Cathode overcomes key challenges in water electrolysis for clean energy

A new kind of cathode that is more resistant to power fluctuations can render (sea)water electrolysis more sustainable, cost-effective, and more suited for coupling with intermittent renewable energy in real-world applications, according to scientists at City University of Hong Kong (CityUHK).

The system operates stably for 10,000 hours, longer than most previous methods, even when the energy supply fluctuates, such as from solar or wind, helping move toward a carbon-free future.

“Our work mainly addresses what’s called oxidation and performance loss issues during intermittent alkaline (sea)water electrolysis, such as reverse currents, self-oxidation, self-discharge, or oxygen crossover, using a special protective layer on the electrodes,” explains Professor Liu Bin from the Department of Materials Science and Engineering.

The benefit of the study, which has been published in Nature, is that the findings point toward making (sea)water electrolysis scalable and practical.

“The technology works at industrial-scale current levels and can withstand harsh conditions, making it suitable for large-scale deployment.
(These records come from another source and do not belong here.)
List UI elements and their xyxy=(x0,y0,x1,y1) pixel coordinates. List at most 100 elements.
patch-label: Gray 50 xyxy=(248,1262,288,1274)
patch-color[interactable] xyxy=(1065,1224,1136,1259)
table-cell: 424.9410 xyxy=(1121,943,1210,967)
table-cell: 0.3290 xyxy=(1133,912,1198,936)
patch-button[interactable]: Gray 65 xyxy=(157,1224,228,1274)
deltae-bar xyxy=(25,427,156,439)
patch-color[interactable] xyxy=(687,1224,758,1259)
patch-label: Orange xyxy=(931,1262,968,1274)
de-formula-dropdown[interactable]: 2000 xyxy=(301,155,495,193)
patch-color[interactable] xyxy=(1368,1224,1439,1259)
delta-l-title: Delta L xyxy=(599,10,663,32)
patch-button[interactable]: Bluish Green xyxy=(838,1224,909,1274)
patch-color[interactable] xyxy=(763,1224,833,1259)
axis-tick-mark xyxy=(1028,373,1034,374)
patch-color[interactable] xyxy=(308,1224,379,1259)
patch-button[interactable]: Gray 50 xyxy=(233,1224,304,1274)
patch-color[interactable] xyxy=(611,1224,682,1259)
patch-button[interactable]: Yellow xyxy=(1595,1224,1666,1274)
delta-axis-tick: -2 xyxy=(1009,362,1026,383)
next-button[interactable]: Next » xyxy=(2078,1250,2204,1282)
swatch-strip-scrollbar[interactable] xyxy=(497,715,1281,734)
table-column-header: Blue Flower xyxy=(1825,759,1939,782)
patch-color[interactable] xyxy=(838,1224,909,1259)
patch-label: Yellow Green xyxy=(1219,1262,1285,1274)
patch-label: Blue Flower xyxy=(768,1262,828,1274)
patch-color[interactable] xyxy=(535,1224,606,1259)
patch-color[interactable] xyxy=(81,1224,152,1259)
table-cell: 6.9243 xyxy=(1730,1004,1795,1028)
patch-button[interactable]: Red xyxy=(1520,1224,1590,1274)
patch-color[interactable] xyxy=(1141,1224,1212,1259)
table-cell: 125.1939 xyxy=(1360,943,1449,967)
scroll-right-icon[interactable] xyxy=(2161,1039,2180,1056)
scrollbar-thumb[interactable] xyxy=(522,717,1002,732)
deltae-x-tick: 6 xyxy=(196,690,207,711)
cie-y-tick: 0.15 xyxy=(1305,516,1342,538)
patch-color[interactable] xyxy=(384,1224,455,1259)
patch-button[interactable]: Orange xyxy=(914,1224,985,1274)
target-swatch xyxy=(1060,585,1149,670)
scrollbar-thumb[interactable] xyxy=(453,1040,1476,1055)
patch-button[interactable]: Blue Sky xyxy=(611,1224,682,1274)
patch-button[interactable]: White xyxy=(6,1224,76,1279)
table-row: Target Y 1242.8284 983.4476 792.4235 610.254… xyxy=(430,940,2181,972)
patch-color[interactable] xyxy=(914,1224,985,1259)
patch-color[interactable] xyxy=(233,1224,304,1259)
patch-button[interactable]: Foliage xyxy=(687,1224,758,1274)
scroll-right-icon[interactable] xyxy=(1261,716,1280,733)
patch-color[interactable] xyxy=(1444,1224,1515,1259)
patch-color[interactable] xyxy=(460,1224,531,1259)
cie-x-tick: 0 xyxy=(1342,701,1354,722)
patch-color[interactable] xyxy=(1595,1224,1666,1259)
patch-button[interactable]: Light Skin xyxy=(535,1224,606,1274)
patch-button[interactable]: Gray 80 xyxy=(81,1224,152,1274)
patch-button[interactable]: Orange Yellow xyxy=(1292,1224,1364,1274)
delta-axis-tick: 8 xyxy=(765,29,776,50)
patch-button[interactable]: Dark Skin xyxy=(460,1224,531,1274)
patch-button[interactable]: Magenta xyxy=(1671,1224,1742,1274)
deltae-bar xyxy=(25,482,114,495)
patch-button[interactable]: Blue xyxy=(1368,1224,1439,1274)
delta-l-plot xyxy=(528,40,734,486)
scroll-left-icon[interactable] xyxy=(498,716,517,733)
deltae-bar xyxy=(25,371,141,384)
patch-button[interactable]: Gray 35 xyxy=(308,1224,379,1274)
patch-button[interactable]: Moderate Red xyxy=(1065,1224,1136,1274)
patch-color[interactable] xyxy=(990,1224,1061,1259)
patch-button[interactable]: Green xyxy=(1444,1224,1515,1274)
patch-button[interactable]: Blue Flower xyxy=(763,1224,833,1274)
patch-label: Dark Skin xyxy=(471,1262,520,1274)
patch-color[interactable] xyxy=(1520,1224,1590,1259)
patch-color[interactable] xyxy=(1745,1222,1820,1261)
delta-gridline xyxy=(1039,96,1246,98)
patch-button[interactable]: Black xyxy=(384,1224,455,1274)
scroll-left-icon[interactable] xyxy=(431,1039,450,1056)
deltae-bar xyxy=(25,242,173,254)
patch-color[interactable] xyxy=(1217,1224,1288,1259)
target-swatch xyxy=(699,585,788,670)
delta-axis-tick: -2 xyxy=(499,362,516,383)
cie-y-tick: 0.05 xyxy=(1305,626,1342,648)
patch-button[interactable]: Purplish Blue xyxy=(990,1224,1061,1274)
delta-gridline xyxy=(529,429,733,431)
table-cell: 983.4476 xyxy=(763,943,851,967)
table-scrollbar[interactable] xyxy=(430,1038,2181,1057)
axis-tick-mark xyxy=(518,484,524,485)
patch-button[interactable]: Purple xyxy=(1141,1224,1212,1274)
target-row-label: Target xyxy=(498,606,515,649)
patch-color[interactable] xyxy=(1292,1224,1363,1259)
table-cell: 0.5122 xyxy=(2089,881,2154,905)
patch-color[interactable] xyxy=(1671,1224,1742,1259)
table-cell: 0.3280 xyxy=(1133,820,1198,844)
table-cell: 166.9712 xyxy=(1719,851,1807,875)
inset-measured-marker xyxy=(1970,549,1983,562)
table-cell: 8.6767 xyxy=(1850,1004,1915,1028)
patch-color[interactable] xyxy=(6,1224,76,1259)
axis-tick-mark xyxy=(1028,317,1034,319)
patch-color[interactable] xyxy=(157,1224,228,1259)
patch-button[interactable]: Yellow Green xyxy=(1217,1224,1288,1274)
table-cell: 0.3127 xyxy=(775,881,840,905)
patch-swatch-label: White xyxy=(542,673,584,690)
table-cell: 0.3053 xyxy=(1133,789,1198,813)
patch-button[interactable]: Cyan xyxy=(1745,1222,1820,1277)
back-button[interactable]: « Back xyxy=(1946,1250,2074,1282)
It is specifically designed to address scientific challenges in real-world applications,” he says.

The self-healing cathode addresses a key reactor engineering challenge: maintaining electrolyzer stability under intermittent conditions, i.e., when the sun doesn’t shine or the wind drops. This advancement mitigates electrode degradation issues in anion exchange membranes and alkaline electrolyzers when coupled with fluctuating renewable energy sources.

More importantly, the study draws attention to the often-overlooked issues of electrolyzers under realistic, variable working conditions and calls for collective efforts to tackle the scientific and technical challenges of intermittent electrolysis.

“This work lays a foundation for more resilient systems and accelerates the development of the green hydrogen industry,” Professor Liu adds.

Furthermore, future electrocatalytic systems for chemical and fuel synthesis, such as oxygen reduction reaction, CO₂ reduction and nitrogen reduction, will face similar shutdown and start-up issues when paired with renewable energy sources.

The insights from water electrolysis under fluctuating conditions today can be extended to these systems, helping ensure that a broad range of future electrochemical technologies can be effectively integrated into renewable energy grids, accelerating progress toward net-zero.

“This research brings us closer to clean, sustainable energy powered by green hydrogen, replacing fossil fuels in areas such as transportation and the home. It supports a future that will be characterized by clean energy that is affordable, accessible, and available to everyone, leading to improved health, a better protected environment, and ‘green’ jobs,” he adds.